[Feature Request] Refactor `BaseBenchmark`
Required prerequisites
- [X] I have searched the Issue Tracker and Discussions that this hasn't already been reported. (+1 or comment there if it has.)
- [ ] Consider asking first in a Discussion.
Motivation
As we integrate more benchmarks into camel, the current BaseBenchmark could be refactored to provide broader support for various types of benchmarks, like the run method in current BaseBenchmark
Solution
No response
Alternatives
No response
Additional context
No response
Hi @Wendong-Fan, I'm interested in working on this issue. As I’ve been contributing to the Coderag-Benchmark integration, I’m now quite familiar with the different benchmark structures in the codebase.
Could you help clarify the goal of this refactor?
- Is the goal mainly to make
BaseBenchmark.run()more compatible with implementations like Gaia, APIBank, and RagBench? Right now the signatures differ, but everything works in practice. - Benchmarks follow different patterns—e.g., Gaia uses
__init__()to pass the retriever, RagBench usesrun(), and APIBank/nexus/APIBench do not need one. Given this diversity, is the aim simply to make the base class flexible enough to support these variations? For example, would including a retriever parameter in both__init__()andrun()be a reasonable direction, to align all the current benchmarks?
That would be awesome!! c.c @Wendong-Fan for commenting
Hi @boerz-coding ,
Thanks for your input, and apologies for the delay in my reply.
Regarding the BaseBenchmark refactoring:
- Scope: The goal is broader than just refactoring
.run(); we aim to improve other base class functions too. I highlighted.run()as an example because its current specific signature struggles to accommodate diverse benchmark requirements. - Objectives: Our main aims are:
a. To make the base class significantly more flexible to support various benchmark implementations.
b. To standardize interfaces across benchmark modules. This could involve defining a more general
EvalResultmodel inBaseBenchmark, as discussed in [this PR comment](https://github.com/camel-ai/camel/pull/2293#discussion_r2072368289) (cc @sunchengxuanivy).
Here are some detailed suggestions for refactoring, but our implementation should not limited to these points:
__init__:- Make
save_to: Optional[str] = None. - Update docstrings: Clarify
data_diris a suggested local path; subclasses might use other mechanisms (like caches). - Keep
self._results: List[Dict[str, Any]] = [], but acknowledge subclasses might manage results differently.
- Make
download:- Keep as
@abstractmethod. Subclasses must implement their specific data acquisition logic.
- Keep as
load:- Remove
@abstractmethod. Provide a default implementation (perhaps raisingNotImplementedErroror doing nothing). - Remove
force_downloadparameter from the base signature. - Remove the expectation that
loadpopulatesself._datain a specific format.

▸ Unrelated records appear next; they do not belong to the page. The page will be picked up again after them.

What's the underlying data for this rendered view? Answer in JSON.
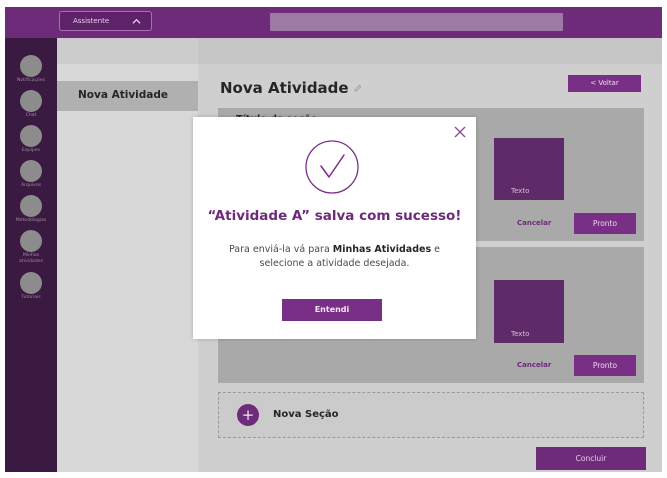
{
  "topbar": {
    "assistant_label": "Assistente",
    "search_placeholder": ""
  },
  "sidebar": {
    "items": [
      {
        "label": "Notificações"
      },
      {
        "label": "Chat"
      },
      {
        "label": "Equipes"
      },
      {
        "label": "Arquivos"
      },
      {
        "label": "Metodologias"
      },
      {
        "label": "Minhas atividades"
      },
      {
        "label": "Tutoriais"
      }
    ]
  },
  "panel": {
    "active_item": "Nova Atividade"
  },
  "main": {
    "title": "Nova Atividade",
    "back_button": "< Voltar",
    "sections": [
      {
        "title": "Título da seção",
        "texto": "Texto",
        "cancel": "Cancelar",
        "done": "Pronto"
      },
      {
        "title": "",
        "texto": "Texto",
        "cancel": "Cancelar",
        "done": "Pronto"
      }
    ],
    "new_section_label": "Nova Seção",
    "new_section_icon": "+",
    "finish_button": "Concluir"
  },
  "modal": {
    "title": "“Atividade A” salva com sucesso!",
    "body_prefix": "Para enviá-la vá para ",
    "body_bold": "Minhas Atividades",
    "body_suffix": " e selecione a atividade desejada.",
    "ok_button": "Entendi",
    "close_icon": "close-icon",
    "success_icon": "check-circle-icon"
  },
  "colors": {
    "brand": "#6e2b7a",
    "sidebar_bg": "#3b1a42"
  }
}
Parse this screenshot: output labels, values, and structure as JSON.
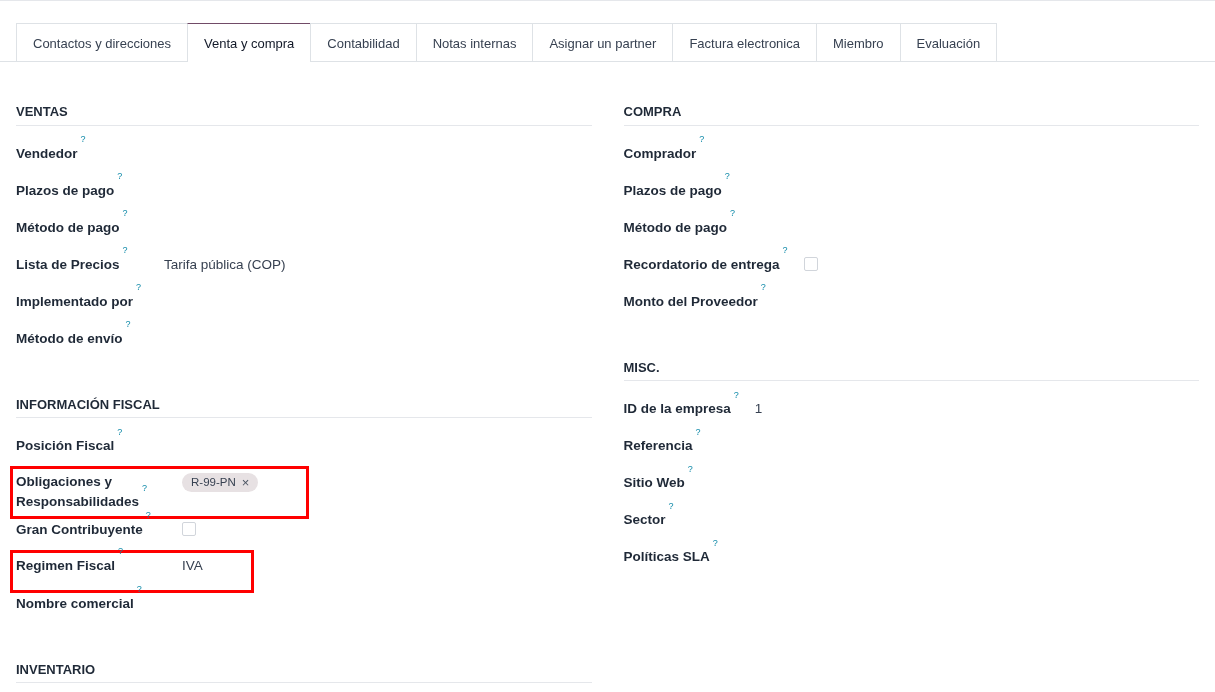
{
  "tabs": [
    {
      "label": "Contactos y direcciones",
      "selected": false
    },
    {
      "label": "Venta y compra",
      "selected": true
    },
    {
      "label": "Contabilidad",
      "selected": false
    },
    {
      "label": "Notas internas",
      "selected": false
    },
    {
      "label": "Asignar un partner",
      "selected": false
    },
    {
      "label": "Factura electronica",
      "selected": false
    },
    {
      "label": "Miembro",
      "selected": false
    },
    {
      "label": "Evaluación",
      "selected": false
    }
  ],
  "columns": [
    {
      "sections": [
        {
          "title": "VENTAS",
          "fields": [
            {
              "label": "Vendedor",
              "help": "?",
              "kind": "empty",
              "highlighted": false
            },
            {
              "label": "Plazos de pago",
              "help": "?",
              "kind": "empty",
              "highlighted": false
            },
            {
              "label": "Método de pago",
              "help": "?",
              "kind": "empty",
              "highlighted": false
            },
            {
              "label": "Lista de Precios",
              "help": "?",
              "kind": "text",
              "value": "Tarifa pública (COP)",
              "highlighted": false
            },
            {
              "label": "Implementado por",
              "help": "?",
              "kind": "empty",
              "highlighted": false
            },
            {
              "label": "Método de envío",
              "help": "?",
              "kind": "empty",
              "highlighted": false
            }
          ]
        },
        {
          "title": "INFORMACIÓN FISCAL",
          "fields": [
            {
              "label": "Posición Fiscal",
              "help": "?",
              "kind": "empty",
              "highlighted": false
            },
            {
              "label": "Obligaciones y Responsabilidades",
              "help": "?",
              "kind": "tags",
              "tags": [
                {
                  "label": "R-99-PN",
                  "remove": "×"
                }
              ],
              "highlighted": true
            },
            {
              "label": "Gran Contribuyente",
              "help": "?",
              "kind": "checkbox",
              "checked": false,
              "highlighted": false
            },
            {
              "label": "Regimen Fiscal",
              "help": "?",
              "kind": "text",
              "value": "IVA",
              "highlighted": true
            },
            {
              "label": "Nombre comercial",
              "help": "?",
              "kind": "empty",
              "highlighted": false
            }
          ]
        },
        {
          "title": "INVENTARIO"
        }
      ]
    },
    {
      "sections": [
        {
          "title": "COMPRA",
          "fields": [
            {
              "label": "Comprador",
              "help": "?",
              "kind": "empty",
              "highlighted": false
            },
            {
              "label": "Plazos de pago",
              "help": "?",
              "kind": "empty",
              "highlighted": false
            },
            {
              "label": "Método de pago",
              "help": "?",
              "kind": "empty",
              "highlighted": false
            },
            {
              "label": "Recordatorio de entrega",
              "help": "?",
              "kind": "checkbox",
              "checked": false,
              "highlighted": false
            },
            {
              "label": "Monto del Proveedor",
              "help": "?",
              "kind": "empty",
              "highlighted": false
            }
          ]
        },
        {
          "title": "MISC.",
          "fields": [
            {
              "label": "ID de la empresa",
              "help": "?",
              "kind": "text",
              "value": "1",
              "highlighted": false
            },
            {
              "label": "Referencia",
              "help": "?",
              "kind": "empty",
              "highlighted": false
            },
            {
              "label": "Sitio Web",
              "help": "?",
              "kind": "empty",
              "highlighted": false
            },
            {
              "label": "Sector",
              "help": "?",
              "kind": "empty",
              "highlighted": false
            },
            {
              "label": "Políticas SLA",
              "help": "?",
              "kind": "empty",
              "highlighted": false
            }
          ]
        }
      ]
    }
  ]
}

Subclasses should be fully responsible for their internal data loading and storage.
- Remove
- Data Access Properties (
train,valid,test):- Remove these properties entirely from the base class, as they are incompatible with diverse subclass data structures. Subclasses should provide their own methods for accessing data splits/items if needed.
run:- Make it
@abstractmethod. - Use a generic signature:
def run(self, *args, **kwargs) -> Any:. - Update docstring: Emphasize that subclasses must define their required arguments (e.g., agent(s), retrievers, dataset specifics) and return type (e.g.,
self, metrics dictionary).
- Make it
evaluate:- Add an optional, non-abstract method:
def evaluate(self) -> Dict[str, Any]:. - The default implementation should raise
NotImplementedErrorto clearly signal it needs overriding by subclasses that perform evaluation. - Docstring should state its purpose: process results (potentially from
self._resultsor elsewhere) and return calculated metrics.
- Add an optional, non-abstract method:
Thank you @Wendong-Fan for the explanation — I think this direction makes perfect sense! If @sunchengxuanivy is interested, I’d be totally happy for @sunchengxuanivy to take it forward. Otherwise, I’d be glad to take it on myself, or work on it together. @sunchengxuanivy, feel free to let me know what you think!
https://github.com/camel-ai/camel/pull/2293#discussion_r2083319389
to simplify message for html report generation.